Hey amigos. Here is a quick block for a more advanced playback of animated gifs. It takes into account that framerates can be different between every single frame, and also exposes global palettes often included in gifs. While I don’t recommend using a lot of gifs in your project, it’s something that gets requested enough from clients that I finally made this so I could stop worrying about it. Use is super simple.
Now - a question! When I load the gif frames, I am storing them as a vector of Surfaces. When they get displayed, I convert it to a texture right before it displays, which means an upload to the gpu. The alternative is to upload every frame to the gpu at the beginning, and just leave them there with gl::TextureRefs. I did it this way because if you’re displaying gifs, then you might be displaying a lot of them, and I didn’t want to clog the gpu, especially if you’re not displaying them. How would you handle this?
Definitely handy when it comes up, thanks for sharing it.
Now - a question! When I load the gif frames, I am storing them as a vector of Surfaces. When they get displayed, I convert it to a texture right before it displays, which means an upload to the gpu. The alternative is to upload every frame to the gpu at the beginning, and just leave them there with gl::TextureRefs. I did it this way because if you’re displaying gifs, then you might be displaying a lot of them, and I didn’t want to clog the gpu, especially if you’re not displaying them. How would you handle this?
What about making most of that a virtual AnimatedGifBase, then you can make two more concrete subclasses: AnimatedGif that stores the data as Surface’s and another AnimatedGifGl that stores them as gl::Textures all on the gpu. I know that at least for me, I’d almost always use the gl version, especially if I’m using a card with like 4+ gigs of VRAM. Also, I think it would be nice if you could return the current frame to be drawn, and let the user draw it however they like.

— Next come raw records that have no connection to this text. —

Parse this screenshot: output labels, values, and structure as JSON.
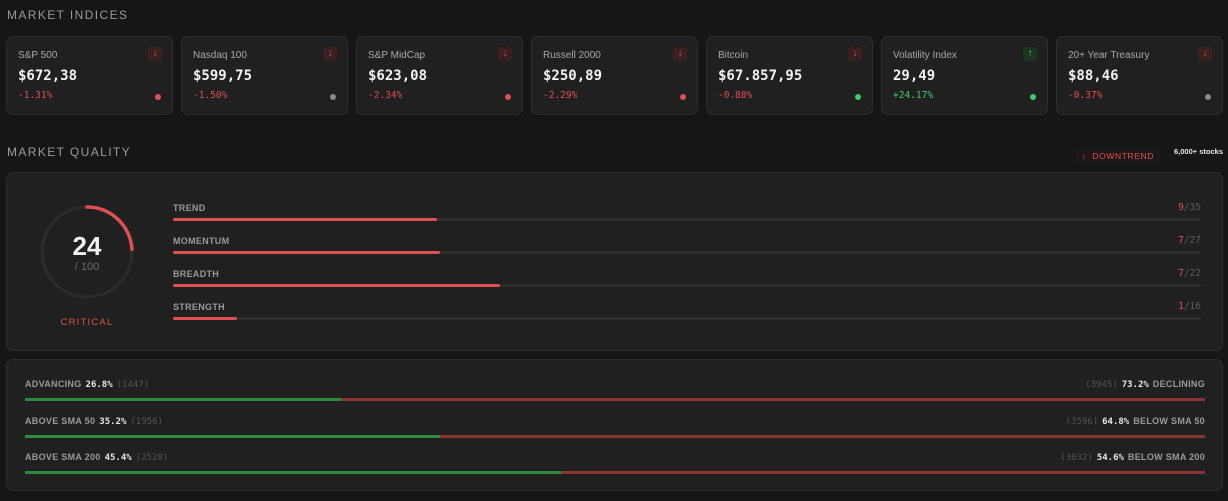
{
  "sections": {
    "indices_title": "MARKET INDICES",
    "quality_title": "MARKET QUALITY"
  },
  "indices": [
    {
      "name": "S&P 500",
      "price": "$672,38",
      "change": "-1.31%",
      "direction": "down",
      "dot_color": "#e05050"
    },
    {
      "name": "Nasdaq 100",
      "price": "$599,75",
      "change": "-1.50%",
      "direction": "down",
      "dot_color": "#8a8a8a"
    },
    {
      "name": "S&P MidCap",
      "price": "$623,08",
      "change": "-2.34%",
      "direction": "down",
      "dot_color": "#e05050"
    },
    {
      "name": "Russell 2000",
      "price": "$250,89",
      "change": "-2.29%",
      "direction": "down",
      "dot_color": "#e05050"
    },
    {
      "name": "Bitcoin",
      "price": "$67.857,95",
      "change": "-0.88%",
      "direction": "down",
      "dot_color": "#3fcf6a"
    },
    {
      "name": "Volatility Index",
      "price": "29,49",
      "change": "+24.17%",
      "direction": "up",
      "dot_color": "#3fcf6a"
    },
    {
      "name": "20+ Year Treasury",
      "price": "$88,46",
      "change": "-0.37%",
      "direction": "down",
      "dot_color": "#8a8a8a"
    }
  ],
  "quality": {
    "trend_tag": "DOWNTREND",
    "stocks_count": "6,000+ stocks",
    "score": "24",
    "score_max": "/ 100",
    "score_fraction": 0.24,
    "status": "CRITICAL",
    "metrics": [
      {
        "label": "TREND",
        "value": "9",
        "max": "35"
      },
      {
        "label": "MOMENTUM",
        "value": "7",
        "max": "27"
      },
      {
        "label": "BREADTH",
        "value": "7",
        "max": "22"
      },
      {
        "label": "STRENGTH",
        "value": "1",
        "max": "16"
      }
    ]
  },
  "breadth": [
    {
      "left_label": "ADVANCING",
      "left_pct": "26.8%",
      "left_count": "(1447)",
      "right_count": "(3945)",
      "right_pct": "73.2%",
      "right_label": "DECLINING",
      "fraction": 0.268
    },
    {
      "left_label": "ABOVE  SMA 50",
      "left_pct": "35.2%",
      "left_count": "(1956)",
      "right_count": "(3596)",
      "right_pct": "64.8%",
      "right_label": "BELOW  SMA 50",
      "fraction": 0.352
    },
    {
      "left_label": "ABOVE  SMA 200",
      "left_pct": "45.4%",
      "left_count": "(2528)",
      "right_count": "(3032)",
      "right_pct": "54.6%",
      "right_label": "BELOW  SMA 200",
      "fraction": 0.454
    }
  ],
  "colors": {
    "negative": "#e05050",
    "positive": "#3fcf6a",
    "bar_green": "#2d8a3e",
    "bar_red": "#8a3434"
  }
}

Could be in addition to the draw() methods if you find that more convenient.
For the gl version, using a GL_TEXTURE_2D_ARRAY over a vector of gl::Texture2d would be significantly more optimal in the scenario where you want +1000 gifs all scrubbing at a different frame, which we may want Though it implies a custom playback shader, and not sure it would work on mobile platforms? You could argue for or against it.